To: Paul Senior who wrote (44467)9/21/2011 6:01:51 PM
From: Sergio H  Read Replies (1) | Respond to of 78476
 
I look at the fundamentals as well basic technicals. When a stock is hitting new lows and doing so with average volume it indicates that there are more sellers that have yet to unload. So, a buy on GLW today, before the program selling reaction to the Fed. policy, would not be a good entry point or a good opportunity to add shares. I would look to see why the stock is hitting new lows instead of guessing or just looking at the numbers and saying it is a good buy based on their prior history.

It appears that the flat panel displays account for half of the GLW's earnings and that their market share in this segment has been steadily declining since its peak in 2009. Additional concern is that only two customers account for almost all of their flat panel business.

I do agree with you that some of the numbers indicate that the price on GLW is close to finding a bottom. The PEG is very attractive and analyst are forecasting that their flat panel sales will pick up.

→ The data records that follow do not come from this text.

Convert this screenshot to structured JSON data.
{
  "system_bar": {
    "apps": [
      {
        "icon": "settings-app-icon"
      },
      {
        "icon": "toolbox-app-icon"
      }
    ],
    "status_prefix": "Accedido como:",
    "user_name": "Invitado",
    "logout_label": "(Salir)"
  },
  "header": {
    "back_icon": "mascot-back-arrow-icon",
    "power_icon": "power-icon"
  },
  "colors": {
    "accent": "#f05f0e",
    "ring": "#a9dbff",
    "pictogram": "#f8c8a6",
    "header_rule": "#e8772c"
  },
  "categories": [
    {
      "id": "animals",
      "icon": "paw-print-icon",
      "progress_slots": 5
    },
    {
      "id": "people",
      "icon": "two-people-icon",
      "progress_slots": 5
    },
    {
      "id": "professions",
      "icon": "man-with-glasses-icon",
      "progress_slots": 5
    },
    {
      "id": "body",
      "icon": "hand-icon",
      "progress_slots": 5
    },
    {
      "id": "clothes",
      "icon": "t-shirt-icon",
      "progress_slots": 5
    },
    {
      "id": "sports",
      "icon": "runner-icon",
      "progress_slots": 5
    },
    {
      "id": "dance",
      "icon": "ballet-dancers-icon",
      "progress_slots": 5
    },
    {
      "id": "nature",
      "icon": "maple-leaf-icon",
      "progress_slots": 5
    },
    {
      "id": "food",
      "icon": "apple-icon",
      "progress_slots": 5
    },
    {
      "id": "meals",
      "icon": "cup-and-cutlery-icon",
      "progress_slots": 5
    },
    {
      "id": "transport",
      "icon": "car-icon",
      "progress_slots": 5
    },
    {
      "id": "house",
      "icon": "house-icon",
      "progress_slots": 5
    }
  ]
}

On the topic of Platinum, what's different now is the relationship with the price of gold and platinum. Platinum has historically and consistently traded at substantially higher prices than gold and futures for the two metals are currently even, suggesting that the upside for platinum is higher than for gold.



To: Paul Senior who wrote (44467)9/21/2011 7:24:14 PM
From: J Mako  Read Replies (1) | Respond to of 78476
 
More thoughts on GLW.

I read the transcript of the most recent conference call. CFO hinted returning cash to investors (buyback?) was now on the board's agendas.

I gave it some more thoughts. GLW's effective tax rate in 2010 was only 15%. GLW has a lot of offshore equity earnings. So the GAAP earning figure isn't real. To bring the money back, correct me if I'm wrong, GLW needs to pay for the difference in tax. And of course, some of those retained earnings will be plow back into Capex locally without incurring additional tax. I did a back of envelope calculation. Assuming GLW will bring back distributable cash back onshore after local capex, it's trailing P/E will be more like 8.5x.

Now, thinking about it, there is a simply way to look at it: we can simply use EV/EBIT to bypass this taxation mess.

I suppose large-caps like MSFT, GOOG, CSCO, etc with lots of cash all have this issue.